My chair has been awaiting repair for five weeks now and I have had to use a loaner chair that I cannot really drive on my own. Just got a letter from the insurance that they have approved the repair but United Seating has to wait until they get that letter before we can set up a time to repair my chair. It is ceasing to be funny now and I will really be happy when I have my chair back.

Tuesday, October 22, 2013

Tuesday, October 22, 2013

Okay, so I've done it. I am starting my very first blog and it's going to be difficult to figure out what to write about. I can't quite imagine that anyone would ever want to "follow" me, and I'm pretty sure I wouldn't want to because I don't think I have anything much profound to say. I'm not sure what I could say that anyone would have interest in knowing about.

Tomorrow is my mother's 84th birthday. I have been trained call but her line is busy so I can only assume that her phone is off the hook since that is usually the reason why my line is busy.... Oh, I did get through to her finally. I think she's doing quite well but I definitely feel like the lame daughter because I did not send her a birthday card at the very least. Patrick is taking her to dinner tonight and has arranged for special meals tomorrow for her birthday. His family is always so good about seeing him regularly and inviting him (and my mother) to their house. I can't help but feel guilty. We go to have lunch with her every couple weeks but I'm not sure what more we could, or should, be doing. I suppose this is an age-old problem for many of us baby boomers. If I were able to drive and go to visit easily I know I would but I can't ask my husband to go much more than he already does since he works both outside the home and inside and he has a mother of his own 40 miles away that he needs to see periodically. I will call her tomorrow again and wish her happy birthday.

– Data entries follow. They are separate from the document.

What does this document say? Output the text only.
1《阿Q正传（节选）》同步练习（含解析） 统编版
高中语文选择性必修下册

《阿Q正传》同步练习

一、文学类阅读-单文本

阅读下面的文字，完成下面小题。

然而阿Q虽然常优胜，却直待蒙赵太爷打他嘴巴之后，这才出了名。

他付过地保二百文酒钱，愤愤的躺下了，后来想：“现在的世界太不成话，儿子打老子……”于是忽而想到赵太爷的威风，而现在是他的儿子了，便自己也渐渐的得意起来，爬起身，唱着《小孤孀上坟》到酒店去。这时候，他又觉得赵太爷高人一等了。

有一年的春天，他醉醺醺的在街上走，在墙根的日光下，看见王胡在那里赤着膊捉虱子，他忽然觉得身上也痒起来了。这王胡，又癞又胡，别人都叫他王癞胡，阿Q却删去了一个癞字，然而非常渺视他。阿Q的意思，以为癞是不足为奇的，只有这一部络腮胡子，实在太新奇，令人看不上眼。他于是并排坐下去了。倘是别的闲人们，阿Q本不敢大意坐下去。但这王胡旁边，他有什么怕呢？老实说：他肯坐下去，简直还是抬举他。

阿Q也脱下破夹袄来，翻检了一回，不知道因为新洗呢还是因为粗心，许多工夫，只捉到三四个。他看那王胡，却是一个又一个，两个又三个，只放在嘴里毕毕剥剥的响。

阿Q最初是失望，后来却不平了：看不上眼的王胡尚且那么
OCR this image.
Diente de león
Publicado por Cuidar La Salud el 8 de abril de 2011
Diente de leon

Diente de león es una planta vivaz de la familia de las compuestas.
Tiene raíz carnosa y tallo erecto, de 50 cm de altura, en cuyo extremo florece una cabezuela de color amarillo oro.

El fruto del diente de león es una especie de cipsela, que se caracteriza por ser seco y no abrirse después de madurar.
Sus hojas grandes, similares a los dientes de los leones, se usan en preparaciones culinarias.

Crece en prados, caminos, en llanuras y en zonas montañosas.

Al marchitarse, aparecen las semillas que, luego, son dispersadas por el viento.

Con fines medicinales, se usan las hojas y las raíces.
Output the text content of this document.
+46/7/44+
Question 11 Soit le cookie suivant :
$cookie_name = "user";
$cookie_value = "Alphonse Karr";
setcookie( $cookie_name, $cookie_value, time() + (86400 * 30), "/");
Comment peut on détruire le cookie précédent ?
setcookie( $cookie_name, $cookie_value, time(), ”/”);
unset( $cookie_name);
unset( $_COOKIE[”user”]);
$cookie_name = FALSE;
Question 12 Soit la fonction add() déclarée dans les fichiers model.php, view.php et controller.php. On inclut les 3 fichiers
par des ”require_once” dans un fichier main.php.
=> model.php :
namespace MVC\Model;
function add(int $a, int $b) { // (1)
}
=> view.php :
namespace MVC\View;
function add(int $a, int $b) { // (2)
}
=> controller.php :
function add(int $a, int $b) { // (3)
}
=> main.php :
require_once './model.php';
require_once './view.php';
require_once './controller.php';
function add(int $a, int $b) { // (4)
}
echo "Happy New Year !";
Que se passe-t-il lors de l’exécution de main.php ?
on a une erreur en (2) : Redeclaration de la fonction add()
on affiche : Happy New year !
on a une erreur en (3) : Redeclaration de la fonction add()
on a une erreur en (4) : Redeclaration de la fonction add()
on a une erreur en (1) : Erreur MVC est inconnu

Much of this blog will just deal with my situation. I am a 56-year-old woman who has had MS since she was 21. I can no longer walk, work or drive and I am slowly losing the use of my hands as well. When I put it that way it just sounds depressing and I find it difficult to put a positive spin on everything. Maybe this blog will be my attempt at finding the positive spin on things as well as my attempt to figure out what the difference between everyone else's reality and mine is.